エド・ブラドーの「交渉のブートキャンプ―12回特訓プログラム」を読んだ。
本書は「米国防省、マイクロソフト、ゴールドマン・サックス、IBM、GAPなど、1000社を超える企業が導入した」という、交渉力養成セミナーを「12回の特訓プログラム」として本にしたものです。
私が興味を持ったのは、交渉において相手が得られる満足度は絶対価値ではなく相対価値で決まるという考え方でした。
メンバーは、新しいオーナーが譲歩した内容に満足しているのではなく、譲歩を引き出したプロセスに満足しているのだ。つまり、大切なのは、どのように譲歩するかであり、このプロセスを無視しては、せっかくの譲歩も台無しになりかねない。
例えば、同じ30万円で同じ商品を買ったとしても、当初35万円を提示されたものが交渉によって30万円になった場合と、最初から30万円を提示されて言い値で購入した場合とでは、前者のほうが満足度が高くなりやすいです。
さらに、同じ商品を33万円と30万円で買った場合でも、当初35万円を提示されたものが交渉によって33万円にまで値下げされた場合と、最初から30万円を提示されて言い値で購入した場合とを比べても、前者のほうが満足度が高くなることがおうおうにあるようです。
商品そのものの絶対価値よりも、
●元々35万円のものが安く手に入ったというお得感
●交渉によって自分が得したという達成感
という相対価値のほうが、相手の満足度を満たすようです。
最近は勝ち負けを意識する「Win-Lose」の交渉術が見直され、お互いが満足することを目指す「Win-Win」の交渉術が重んじられていますが、両方が満足する結果というとお互いに利益を分け合う、おしくは妥協しあうようなイメージがあると思います。

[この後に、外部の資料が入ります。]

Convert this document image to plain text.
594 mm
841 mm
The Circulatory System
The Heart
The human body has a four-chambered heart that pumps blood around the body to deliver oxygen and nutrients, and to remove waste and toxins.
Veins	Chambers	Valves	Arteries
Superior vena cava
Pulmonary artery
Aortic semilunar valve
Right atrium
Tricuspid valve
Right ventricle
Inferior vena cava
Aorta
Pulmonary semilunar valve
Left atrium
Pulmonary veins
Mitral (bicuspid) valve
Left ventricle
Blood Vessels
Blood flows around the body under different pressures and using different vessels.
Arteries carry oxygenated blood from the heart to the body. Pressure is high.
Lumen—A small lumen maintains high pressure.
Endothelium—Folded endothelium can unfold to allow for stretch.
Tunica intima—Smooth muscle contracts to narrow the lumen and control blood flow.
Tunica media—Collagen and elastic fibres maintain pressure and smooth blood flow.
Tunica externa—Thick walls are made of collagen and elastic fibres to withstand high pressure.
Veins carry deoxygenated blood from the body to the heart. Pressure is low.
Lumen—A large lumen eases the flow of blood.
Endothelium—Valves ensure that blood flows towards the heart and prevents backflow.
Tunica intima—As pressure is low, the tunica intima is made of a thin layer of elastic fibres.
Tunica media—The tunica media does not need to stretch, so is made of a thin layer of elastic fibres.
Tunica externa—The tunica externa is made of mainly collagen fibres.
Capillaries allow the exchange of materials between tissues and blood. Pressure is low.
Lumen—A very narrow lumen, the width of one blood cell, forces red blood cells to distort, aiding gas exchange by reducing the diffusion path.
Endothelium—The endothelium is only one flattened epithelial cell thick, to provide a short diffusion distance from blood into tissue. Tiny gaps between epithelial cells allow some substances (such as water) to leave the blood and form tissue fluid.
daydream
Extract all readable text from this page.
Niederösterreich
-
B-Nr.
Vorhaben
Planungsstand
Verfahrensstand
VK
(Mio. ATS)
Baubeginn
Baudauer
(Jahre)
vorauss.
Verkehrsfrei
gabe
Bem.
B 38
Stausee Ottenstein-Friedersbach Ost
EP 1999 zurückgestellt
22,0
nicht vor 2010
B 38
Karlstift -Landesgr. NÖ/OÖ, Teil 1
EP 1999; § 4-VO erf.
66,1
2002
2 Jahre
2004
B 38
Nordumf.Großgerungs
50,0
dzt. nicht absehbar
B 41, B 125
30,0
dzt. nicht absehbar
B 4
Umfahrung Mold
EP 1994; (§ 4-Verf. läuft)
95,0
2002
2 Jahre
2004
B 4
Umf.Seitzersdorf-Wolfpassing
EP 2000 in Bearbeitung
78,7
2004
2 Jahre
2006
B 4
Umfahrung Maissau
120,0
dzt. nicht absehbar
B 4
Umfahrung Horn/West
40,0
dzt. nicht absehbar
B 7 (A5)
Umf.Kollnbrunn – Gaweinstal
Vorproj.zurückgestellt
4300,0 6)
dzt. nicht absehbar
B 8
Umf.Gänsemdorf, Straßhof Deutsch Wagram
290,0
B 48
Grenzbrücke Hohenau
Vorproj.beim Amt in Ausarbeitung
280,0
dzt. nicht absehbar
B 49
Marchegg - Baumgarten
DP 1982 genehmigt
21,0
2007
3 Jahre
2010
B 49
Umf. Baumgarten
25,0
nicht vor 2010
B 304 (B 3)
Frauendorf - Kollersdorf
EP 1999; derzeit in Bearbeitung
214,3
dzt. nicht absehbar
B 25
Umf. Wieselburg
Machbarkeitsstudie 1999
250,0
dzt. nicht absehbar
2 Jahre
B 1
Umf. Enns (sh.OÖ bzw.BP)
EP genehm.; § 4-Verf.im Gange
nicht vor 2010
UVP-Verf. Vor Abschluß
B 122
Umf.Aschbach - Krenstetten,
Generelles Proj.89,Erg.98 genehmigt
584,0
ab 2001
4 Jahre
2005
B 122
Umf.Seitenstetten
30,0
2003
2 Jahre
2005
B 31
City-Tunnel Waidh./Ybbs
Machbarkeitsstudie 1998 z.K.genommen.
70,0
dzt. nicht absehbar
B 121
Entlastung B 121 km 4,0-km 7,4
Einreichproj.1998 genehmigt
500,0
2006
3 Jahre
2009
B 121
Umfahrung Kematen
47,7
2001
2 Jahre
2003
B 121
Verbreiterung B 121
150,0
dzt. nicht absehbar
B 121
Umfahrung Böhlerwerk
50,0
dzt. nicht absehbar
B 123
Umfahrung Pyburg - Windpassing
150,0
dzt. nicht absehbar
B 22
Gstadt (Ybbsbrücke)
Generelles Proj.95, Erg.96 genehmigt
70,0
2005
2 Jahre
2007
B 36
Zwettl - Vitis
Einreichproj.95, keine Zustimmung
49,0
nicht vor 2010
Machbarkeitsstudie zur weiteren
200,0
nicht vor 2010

しかし、相手が満足度を得るかどうかは相対評価で決まるのならば、
●交渉は目標よりも高い条件=「マキシマム」ではじめる
1.相手の期待値を下げる
2.譲歩の余裕が持てる
3.マキシマムを受け入れる可能性もゼロではない
●譲歩は小さく
●譲歩するたびに同じ額を下げず、だんだん幅を小さくする
●最初の提示を受け入れない
といったテクニックを上手く使えば、こちらは全く妥協せずとも目標どおりの額で合意に達し、かつ相手にも満足してもらうことも可能ですよね。
あらかじめ高めの額を提示することで相手の期待値を下げて、その上で何度か相手への譲歩を受け入れる「フリ」をすることで、期待値とのギャップで最終的には満足して購入させてしまう、というとなんだかもうかなりのタフ・ネゴシエーターに見えてきます。
また、逆にこちらが買う側の場合でも、
●自分に30万円支払う準備がある
●相手の言い値が30万円である
ときに「最初の提示を受け入れない」で、自分は25万までしか払うつもりはないとまずは言ってしまう。
それで最終的に合意額が27万円になったとすると、
●自分は30万円支払う用意があったにもかかわらず3万円安く手に入ったという満足感
●25万しか払うつもりがなかった相手から27万円を引き出したという満足感
をお互いに得ることが出来ます。
これは是非使ってみたいですね。
読んでいるだけでなんだか交渉ができそうな気分になる、面白い一冊です。